And such odd stories.
Consider the travel itinerary of a certain Kapitanleutnant (Lieutenant Commander) Paul Kamenz. He was the Navigation officer of the German commerce raider Atlantis. This warship in disguise had a successful career in the early days of World War Two, traveling about 100,000 miles in a cruise that lasted 602 days.
Seven months into their voyage Atlantis had by chance captured a British ship, the Automedon, off of Java. The Automedon was indiscreetly carrying a highly classified report on British defenses in the Far East as well as various code and cypher charts. Recognizing the value of this information Kamenz was put in charge of a prize crew that took the information to then neutral Japan aboard a captured tanker.
From Tokyo Kamenz had to travel to Vladivostok, Russia and hand carry the intelligence information 5,000 miles over the Trans Siberian Railway to Berlin.
After he was given only a brief rest he then had to report to occupied France, where he boarded a U-boat, later transferring to a blockade running supply ship, and finally rejoining Atlantis in the Indian Ocean in April of 1941.
In November of 1941 the precarious career of Atlantis came to an end. While resupplying a U-boat they were sighted by a British cruiser who shelled them from a safe range then steamed off over the horizon. Kamenz and the roughly 300 survivors of the Atlantis were left bobbing about in life boats.

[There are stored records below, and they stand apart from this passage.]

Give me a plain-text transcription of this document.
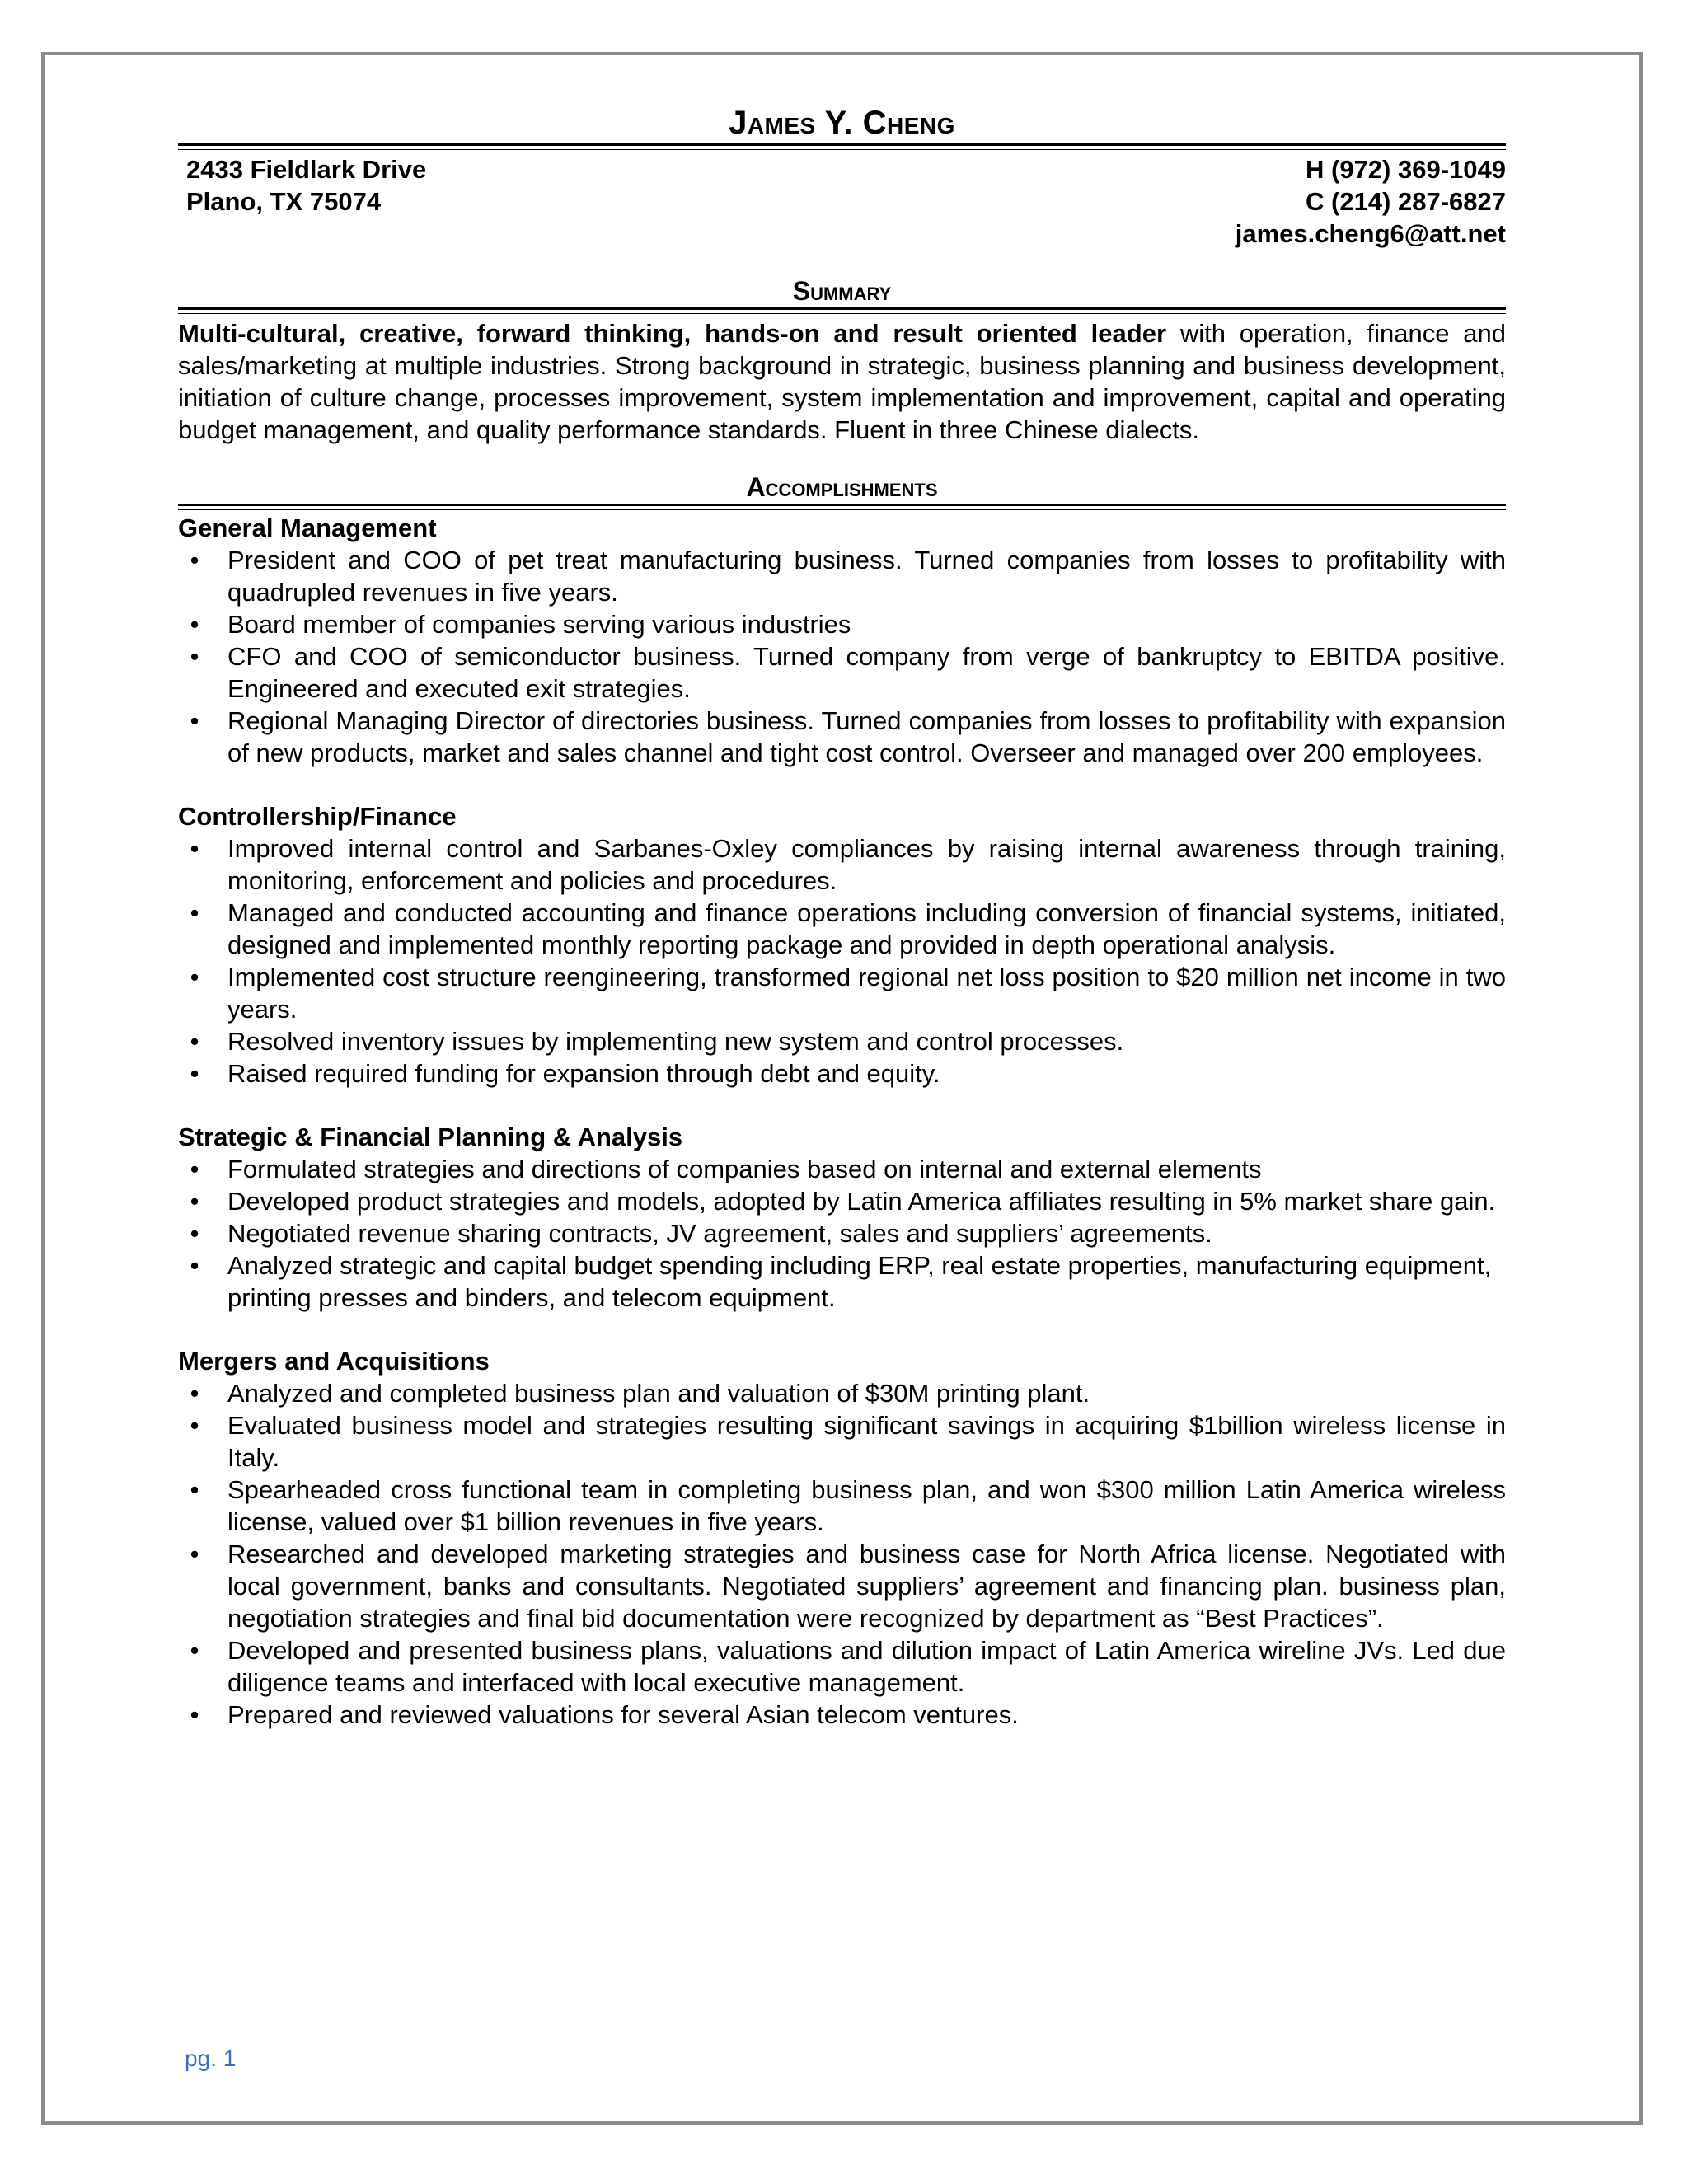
James Y. Cheng
2433 Fieldlark Drive
Plano, TX 75074
H (972) 369-1049
C (214) 287-6827
james.cheng6@att.net
Summary
Multi-cultural, creative, forward thinking, hands-on and result oriented leader with operation, finance and sales/marketing at multiple industries. Strong background in strategic, business planning and business development, initiation of culture change, processes improvement, system implementation and improvement, capital and operating budget management, and quality performance standards. Fluent in three Chinese dialects.
Accomplishments
General Management
•	President and COO of pet treat manufacturing business. Turned companies from losses to profitability with quadrupled revenues in five years.
•	Board member of companies serving various industries
•	CFO and COO of semiconductor business. Turned company from verge of bankruptcy to EBITDA positive. Engineered and executed exit strategies.
•	Regional Managing Director of directories business. Turned companies from losses to profitability with expansion of new products, market and sales channel and tight cost control. Overseer and managed over 200 employees.
Controllership/Finance
•	Improved internal control and Sarbanes-Oxley compliances by raising internal awareness through training, monitoring, enforcement and policies and procedures.
•	Managed and conducted accounting and finance operations including conversion of financial systems, initiated, designed and implemented monthly reporting package and provided in depth operational analysis.
•	Implemented cost structure reengineering, transformed regional net loss position to $20 million net income in two years.
•	Resolved inventory issues by implementing new system and control processes.
•	Raised required funding for expansion through debt and equity.
Strategic & Financial Planning & Analysis
•	Formulated strategies and directions of companies based on internal and external elements
•	Developed product strategies and models, adopted by Latin America affiliates resulting in 5% market share gain.
•	Negotiated revenue sharing contracts, JV agreement, sales and suppliers’ agreements.
•	Analyzed strategic and capital budget spending including ERP, real estate properties, manufacturing equipment, printing presses and binders, and telecom equipment.
Mergers and Acquisitions
•	Analyzed and completed business plan and valuation of $30M printing plant.
•	Evaluated business model and strategies resulting significant savings in acquiring $1billion wireless license in Italy.
•	Spearheaded cross functional team in completing business plan, and won $300 million Latin America wireless license, valued over $1 billion revenues in five years.
•	Researched and developed marketing strategies and business case for North Africa license. Negotiated with local government, banks and consultants. Negotiated suppliers’ agreement and financing plan. business plan, negotiation strategies and final bid documentation were recognized by department as “Best Practices”.
•	Developed and presented business plans, valuations and dilution impact of Latin America wireline JVs. Led due diligence teams and interfaced with local executive management.
•	Prepared and reviewed valuations for several Asian telecom ventures.
pg. 1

The U-boat obligingly took them in tow, heading for the distant coast of Brazil.
Things started to look up when a German supply ship, Python, was able to rendezvous with the castaway flotilla and take the shipwrecked Atlantis crewmen aboard. But only a few days later when Python was refueling another U-boat the same disaster struck....a British cruiser appeared, shelled the German ship into a broken wreck and steamed off.
(To be fair to the Royal Navy, the U-boat did manage to launch torpedoes this time that missed. The Germans suspected, correctly as it turned out, that their naval codes had been broken).
Now the crews of Atlantis and Python were in the same boat. Or literally the same lifeboats. But somehow several German and Italian submarines were summoned to the South Atlantic and everyone was crammed into all available space for a claustrophobic but successful trip back to France.
Thus concluded the long strange voyage of Paul Kamenz. He traveled the lonely parts of the ocean as an officer of a modern day privateer. He rubbed elbows with diplomats and spies in Japan during the run up to Pearl Harbor. He took an epic train journey over thousands of miles of Siberia a few short months before Russia and Germany engaged in a battle to the death. Then in the face of rising British naval strength he made a second sea journey by life boat, two or three different submarines and on three different surface ships, two of which were sunk under him!
Of this remarkable fellow I have found few later traces. His would have been a remarkable biography to read in detail.